24 February 2014

To Plan or Not to Plan?

I have been to 34 different countries by now. I was reviewing my previous trips a while ago, and realized that I have taken so many different types of trips, which I have suited for the destination. Basically, the style of traveling I adopt differs depending on the type of destination.

See, I started traveling on my own in 2006. I was 24. Before that, all of my travels were with the family. 2006 was the first time in which I traveled for fun and saw things that only I saw, without my family. 2006 was when I flew on my own to the Czech Republic. My parents were living there, but I stayed there for about 2 and a half months during the summer. And while I was there, I explored the country quite a bit, riding trains on my own. That was fun.

A year later, I went to Ecuador for a week. I based myself in Quito, and explored the capital, as well as doing day trips to towns close to it. It was my practice trip for a larger trip the next year, which was Peru. That was in 2008. The next two years, I stayed in North America, only crossing to Canada, but also exploring the US West Coast. That was the first time I tried staying in hostels. And 2011, I went to Mexico for a week, basing myself in Mexico City, while doing day trips to Cholula, Puebla, and Teotihuacan. 2012 was my trip to Guatemala, where I went there for 3 weeks, traipsing around the country, riding chicken buses all over the place. And last year, I went to Belgium and Luxembourg in the spring, and Armenia and Georgia in the summer for 3 weeks. Finally, last month, I was in Malta for 9 days.

Aside from that, there are other trips for business purposes, like attending conferences here and there. In short, I have traveled a bit. And there are different styles that I have adopted depending on which destination is at hand.

See, when I started traveling, I wasn't too ambitious with my plans. In fact, my impetus for traveling actually started when I was in Prague, in 2006, in a Colombian restaurant. I was having dinner with the parents, when I said how nice it would be to be able to visit South America. If I remember correctly, my dad immediately said "Jeruen, don't go there, you'll get kidnapped." So I secretly vowed to prove him wrong. I opened a map of South America one day, and found where I wanted to go. Machu Picchu! So I wanted to go to Peru the next year. However, I realized after doing some research that Machu Picchu is actually a little hard to get to. It is not near any big city, and it is in the middle of the Peruvian heartland.

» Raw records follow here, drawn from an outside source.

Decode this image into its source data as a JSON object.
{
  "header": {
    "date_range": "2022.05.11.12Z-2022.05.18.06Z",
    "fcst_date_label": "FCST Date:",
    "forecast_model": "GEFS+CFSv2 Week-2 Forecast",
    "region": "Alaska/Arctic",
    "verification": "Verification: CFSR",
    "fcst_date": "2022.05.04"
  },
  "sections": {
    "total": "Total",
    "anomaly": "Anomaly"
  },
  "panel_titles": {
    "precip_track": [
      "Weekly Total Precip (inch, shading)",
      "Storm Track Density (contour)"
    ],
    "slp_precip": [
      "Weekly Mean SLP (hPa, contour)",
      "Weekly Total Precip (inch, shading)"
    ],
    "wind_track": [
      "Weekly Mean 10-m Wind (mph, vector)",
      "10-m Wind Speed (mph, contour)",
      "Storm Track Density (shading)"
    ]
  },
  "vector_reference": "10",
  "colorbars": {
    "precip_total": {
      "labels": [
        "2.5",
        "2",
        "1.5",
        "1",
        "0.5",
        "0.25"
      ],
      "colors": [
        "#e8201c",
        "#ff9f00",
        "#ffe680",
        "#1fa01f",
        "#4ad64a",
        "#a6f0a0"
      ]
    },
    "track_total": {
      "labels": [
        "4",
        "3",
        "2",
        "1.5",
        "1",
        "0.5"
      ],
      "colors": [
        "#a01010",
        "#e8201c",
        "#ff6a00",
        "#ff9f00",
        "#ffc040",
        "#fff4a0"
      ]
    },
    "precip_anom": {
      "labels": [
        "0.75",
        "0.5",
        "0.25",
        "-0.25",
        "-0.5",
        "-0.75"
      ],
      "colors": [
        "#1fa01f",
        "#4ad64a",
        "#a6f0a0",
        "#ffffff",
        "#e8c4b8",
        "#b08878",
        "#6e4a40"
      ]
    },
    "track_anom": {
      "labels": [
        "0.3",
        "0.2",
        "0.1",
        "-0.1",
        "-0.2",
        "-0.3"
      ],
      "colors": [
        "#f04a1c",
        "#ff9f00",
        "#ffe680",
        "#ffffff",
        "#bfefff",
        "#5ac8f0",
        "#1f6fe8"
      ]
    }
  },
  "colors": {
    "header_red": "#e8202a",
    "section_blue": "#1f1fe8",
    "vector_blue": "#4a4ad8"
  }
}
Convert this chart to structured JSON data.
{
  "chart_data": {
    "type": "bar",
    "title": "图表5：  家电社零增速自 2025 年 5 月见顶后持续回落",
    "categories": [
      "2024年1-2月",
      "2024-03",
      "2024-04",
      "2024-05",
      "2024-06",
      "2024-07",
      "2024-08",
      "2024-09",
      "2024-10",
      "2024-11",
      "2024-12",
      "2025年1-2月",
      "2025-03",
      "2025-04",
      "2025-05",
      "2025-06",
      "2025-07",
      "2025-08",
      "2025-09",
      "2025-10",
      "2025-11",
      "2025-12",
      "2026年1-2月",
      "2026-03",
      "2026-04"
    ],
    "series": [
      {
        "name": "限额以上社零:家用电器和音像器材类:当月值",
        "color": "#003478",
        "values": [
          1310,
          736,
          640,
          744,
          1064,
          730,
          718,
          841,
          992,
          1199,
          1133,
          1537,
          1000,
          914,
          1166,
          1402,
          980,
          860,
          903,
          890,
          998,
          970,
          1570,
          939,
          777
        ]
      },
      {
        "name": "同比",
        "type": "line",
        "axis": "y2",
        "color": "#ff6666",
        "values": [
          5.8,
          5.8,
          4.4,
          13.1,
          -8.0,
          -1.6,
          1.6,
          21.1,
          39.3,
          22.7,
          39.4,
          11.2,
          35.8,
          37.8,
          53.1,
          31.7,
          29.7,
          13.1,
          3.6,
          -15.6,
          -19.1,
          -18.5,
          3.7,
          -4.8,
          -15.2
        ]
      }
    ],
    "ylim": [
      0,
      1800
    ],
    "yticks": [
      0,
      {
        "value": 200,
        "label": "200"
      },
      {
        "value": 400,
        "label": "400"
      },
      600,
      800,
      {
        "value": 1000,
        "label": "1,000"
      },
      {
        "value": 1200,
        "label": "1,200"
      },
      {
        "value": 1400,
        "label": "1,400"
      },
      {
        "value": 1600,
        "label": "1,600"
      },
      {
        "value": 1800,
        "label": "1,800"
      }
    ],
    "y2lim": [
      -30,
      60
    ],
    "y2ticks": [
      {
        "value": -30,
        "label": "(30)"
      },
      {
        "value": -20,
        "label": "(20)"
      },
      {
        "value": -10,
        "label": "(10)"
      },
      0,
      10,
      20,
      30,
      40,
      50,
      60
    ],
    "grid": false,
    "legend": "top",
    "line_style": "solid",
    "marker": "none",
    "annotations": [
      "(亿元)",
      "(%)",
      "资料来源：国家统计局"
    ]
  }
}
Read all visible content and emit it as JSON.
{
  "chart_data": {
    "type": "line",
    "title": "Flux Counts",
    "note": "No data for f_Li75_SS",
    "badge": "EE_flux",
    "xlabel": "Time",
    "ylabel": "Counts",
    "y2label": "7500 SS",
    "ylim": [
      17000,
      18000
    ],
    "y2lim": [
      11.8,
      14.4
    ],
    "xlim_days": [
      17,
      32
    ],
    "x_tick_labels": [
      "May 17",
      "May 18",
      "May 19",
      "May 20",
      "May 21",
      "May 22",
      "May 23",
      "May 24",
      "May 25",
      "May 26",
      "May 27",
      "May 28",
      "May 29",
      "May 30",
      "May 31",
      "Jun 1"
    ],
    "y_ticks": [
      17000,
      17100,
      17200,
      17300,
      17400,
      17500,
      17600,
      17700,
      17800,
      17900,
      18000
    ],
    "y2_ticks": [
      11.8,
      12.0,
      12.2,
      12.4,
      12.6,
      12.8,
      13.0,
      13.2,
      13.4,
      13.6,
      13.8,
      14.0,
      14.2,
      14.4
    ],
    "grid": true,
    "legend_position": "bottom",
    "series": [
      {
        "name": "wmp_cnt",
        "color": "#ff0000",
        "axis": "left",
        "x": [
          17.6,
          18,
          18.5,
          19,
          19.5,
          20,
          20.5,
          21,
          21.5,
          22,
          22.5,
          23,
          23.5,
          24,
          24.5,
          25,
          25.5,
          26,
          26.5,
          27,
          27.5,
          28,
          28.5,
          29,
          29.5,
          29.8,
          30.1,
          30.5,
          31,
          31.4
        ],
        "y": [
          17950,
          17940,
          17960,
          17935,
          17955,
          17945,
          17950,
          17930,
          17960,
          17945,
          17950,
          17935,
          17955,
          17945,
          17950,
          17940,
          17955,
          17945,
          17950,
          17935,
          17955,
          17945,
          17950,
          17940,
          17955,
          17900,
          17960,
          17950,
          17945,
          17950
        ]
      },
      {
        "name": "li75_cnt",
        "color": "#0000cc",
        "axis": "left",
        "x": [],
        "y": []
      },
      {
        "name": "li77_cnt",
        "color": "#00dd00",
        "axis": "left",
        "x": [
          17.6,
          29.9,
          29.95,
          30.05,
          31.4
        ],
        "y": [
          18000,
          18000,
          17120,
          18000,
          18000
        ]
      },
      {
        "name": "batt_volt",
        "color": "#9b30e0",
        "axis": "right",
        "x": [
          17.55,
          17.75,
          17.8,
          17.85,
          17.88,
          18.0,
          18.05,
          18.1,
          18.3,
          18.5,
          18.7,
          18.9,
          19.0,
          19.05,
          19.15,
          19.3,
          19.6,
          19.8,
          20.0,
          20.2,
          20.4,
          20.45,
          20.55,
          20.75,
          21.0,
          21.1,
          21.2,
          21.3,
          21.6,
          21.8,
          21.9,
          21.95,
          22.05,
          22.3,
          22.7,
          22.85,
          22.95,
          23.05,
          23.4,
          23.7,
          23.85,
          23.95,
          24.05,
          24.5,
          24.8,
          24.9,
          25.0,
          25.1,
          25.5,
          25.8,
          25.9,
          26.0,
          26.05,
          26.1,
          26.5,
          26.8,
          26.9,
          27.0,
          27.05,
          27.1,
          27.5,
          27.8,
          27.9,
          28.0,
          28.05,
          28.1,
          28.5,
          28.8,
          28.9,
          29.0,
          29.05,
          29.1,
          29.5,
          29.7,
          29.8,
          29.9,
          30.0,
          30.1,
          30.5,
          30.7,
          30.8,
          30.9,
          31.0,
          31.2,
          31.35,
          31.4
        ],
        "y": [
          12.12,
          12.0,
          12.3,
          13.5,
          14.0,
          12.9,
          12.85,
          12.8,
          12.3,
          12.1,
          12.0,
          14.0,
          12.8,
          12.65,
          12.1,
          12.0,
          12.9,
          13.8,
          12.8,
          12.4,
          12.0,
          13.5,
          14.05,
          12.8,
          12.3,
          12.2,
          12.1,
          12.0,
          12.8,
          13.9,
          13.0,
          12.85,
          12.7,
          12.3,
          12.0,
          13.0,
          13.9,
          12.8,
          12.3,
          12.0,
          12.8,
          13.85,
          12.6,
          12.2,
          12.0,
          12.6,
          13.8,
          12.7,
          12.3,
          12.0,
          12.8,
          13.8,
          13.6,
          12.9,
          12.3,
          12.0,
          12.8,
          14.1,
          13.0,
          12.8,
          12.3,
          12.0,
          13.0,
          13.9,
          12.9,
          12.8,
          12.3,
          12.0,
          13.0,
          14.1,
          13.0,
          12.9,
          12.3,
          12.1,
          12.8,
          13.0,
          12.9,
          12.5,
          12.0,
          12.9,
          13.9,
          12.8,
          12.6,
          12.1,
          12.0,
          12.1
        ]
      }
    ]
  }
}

So I went to Quito, Ecuador instead. For practice. I only based myself in one city, and did no internal travel. I thought that if I can get out of Quito safely, then I would try Machu Picchu the next year. That was how it happened. Peru was in fact the first destination in which I did a lot of internal travel. And here, I still reserved my accommodation way ahead of time. I tried booking hotels in rural Peruvian towns while in North America. I remember arriving in Ollantaytambo and somehow, my reservation was not confirmed. Fortunately, the hotel had a free room for me.

I would repeat the pre-planned method in Seattle and Portland (where I tried hostels for the first time), and in Mexico City. I spent a full week in Mexico City, staying in the same hostel all those nights, and while I enjoyed my stay, somehow, I figured I could turn the notch up some more.

So after a challenge from my sister to go on a trip with minimal planning, I headed to Guatemala in January 2012. The only thing planned for this trip was the round-trip flights, as well as a hotel stay for the first night. I was arriving late in the evening and I didn't feel like it was safe to look for a place to stay in the middle of the dark in Guatemala City. After that, everything was where the wind took me. In fact, the day after, I went to the bus station, and saw that there was a bus going to Honduras, a totally different country, and sure enough, I boarded it. My days in Guatemala were very very different from the tentative plan I made, and printed as a PDF. I found the network of chicken buses very flexible and convenient. I just had to go to the bus station and pick whatever bus I wanted.

I did the minimal planning model in Armenia as well, in fact, as with Guatemala, I went to another country with no planning. This time, I was convinced by travelers I met in the hostel in Yerevan to cross the border to go to Georgia. So I did that, and thoroughly enjoyed myself. I also started couchsurfing, which allowed me to discover a totally different side of the country, because I was staying with locals.

Somehow, it still depends on the destination, whether you can be spontaneous or whether you have to plan everything. See, I traveled a little bit in Europe as well, but for Europe, you have to pre-plan things, because otherwise, you will be hit with a large dent in your pocket. When a friend and I visited Belgium and Luxembourg, we already know which cities we wanted to visit. Malta was a little different: I stayed in three different places in the country, and had no definite plan per day, but then again, the country was very small, and I can go from one end of the country to the other within one morning.

So yes, somehow, I would like to have a non-planned trip at least once a year, perhaps. But it turns out that I have to get out of Europe to do that. It turns out that this type of travel is more suited for third-world countries, or developing countries. That being said, for me, planning is also half the fun. So if I do a trip where I do not plan things, it is more for the challenge, than for the fun. Overall, I think given my travel experience, I can easily adapt my behavior to achieve full enjoyment of the destination.

That being said, there are new variables in play. We will see how I fare when I travel next.